Maxing out the score aside, Endless Mode really does appear to be endless. How far can the AI really go?

Similar to the Trainer, it is possible to run the AI at high speed as a single player outside of Nintaco to push it to the limit. However, doing so reveals that the game still never ends.

Instead, as the AI played through 50 million pieces, the number of Puyo in the playfield was recorded after each lock (see SelfPlayer). The data shows some interesting things. First, the AI cleared the playfield 3,326 times, each effectively equivalent to restarting the game. Next, it never had more than 37 Puyo on playfield; meaning, it never even occupied half of the available space; and, it only hit that number once. Most of the time was spent around 10 Puyo on the playfield.

Below, the results are plotted as a probability curve. The x-axis is the number of Puyo in the playfield and the y-axis is the probably of finding the AI in that state at any given moment.

Probability curve

It resembles a bell curve. The Excel Solver worked out constants for a Gaussian fit:

Probability curve with Gaussian approximation

Assuming that the AI won't give up until the playfield is completely full, then the game won't end until x is 84. According to the Gaussian, the probability of that happening is 1 in 10⁸⁹. Of course, as the playfield runs out of room, its behavior may radically change. Instead, assume that the AI just spontaneously gives up if it were to inadvertently fill up half of the playfield, where x is 42. The Gaussian says the odds of that happening is 1 in 10¹⁷. With either assumption, it sounds like Endless Mode truly does deserves that title.
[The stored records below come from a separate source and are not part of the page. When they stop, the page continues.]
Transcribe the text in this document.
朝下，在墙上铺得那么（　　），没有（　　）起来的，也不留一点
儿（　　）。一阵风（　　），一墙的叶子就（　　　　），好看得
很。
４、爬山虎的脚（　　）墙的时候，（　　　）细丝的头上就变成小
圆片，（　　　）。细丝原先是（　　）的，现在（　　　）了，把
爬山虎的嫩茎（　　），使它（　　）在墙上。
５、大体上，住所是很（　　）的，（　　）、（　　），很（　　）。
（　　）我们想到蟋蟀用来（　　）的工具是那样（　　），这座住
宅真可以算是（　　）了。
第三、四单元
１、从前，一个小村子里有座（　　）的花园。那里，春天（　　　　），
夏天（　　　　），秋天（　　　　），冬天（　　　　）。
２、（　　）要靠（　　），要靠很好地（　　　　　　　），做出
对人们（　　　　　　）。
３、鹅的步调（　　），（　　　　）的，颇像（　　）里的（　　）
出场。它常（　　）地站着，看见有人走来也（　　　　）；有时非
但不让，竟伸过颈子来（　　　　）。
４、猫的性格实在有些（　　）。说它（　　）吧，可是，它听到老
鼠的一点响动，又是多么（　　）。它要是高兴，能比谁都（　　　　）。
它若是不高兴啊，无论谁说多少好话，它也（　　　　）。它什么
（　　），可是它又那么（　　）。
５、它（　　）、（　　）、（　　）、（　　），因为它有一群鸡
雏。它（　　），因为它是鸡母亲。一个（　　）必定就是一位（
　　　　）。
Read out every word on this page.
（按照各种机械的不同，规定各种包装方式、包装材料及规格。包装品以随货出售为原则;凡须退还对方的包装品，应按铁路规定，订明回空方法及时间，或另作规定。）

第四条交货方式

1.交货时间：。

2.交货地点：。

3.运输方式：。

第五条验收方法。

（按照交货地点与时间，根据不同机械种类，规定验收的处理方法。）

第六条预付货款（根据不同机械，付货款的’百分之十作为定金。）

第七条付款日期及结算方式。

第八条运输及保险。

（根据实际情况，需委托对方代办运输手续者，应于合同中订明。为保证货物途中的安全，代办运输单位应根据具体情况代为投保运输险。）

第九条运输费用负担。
It should also be pointed out that the AI handles the special items. The Big Puyo is capable of clearing 2 full columns. And, the Carbuncle modifies Puyo that it contacts, changing them to identical colors. The algorithm considers all the configurations of those items when they come up during its search. However, the program that collected the data for the plots above did not simulate special items and the advantages they offer. Consequentially, the AI in a real game may be far stronger than those curves suggest.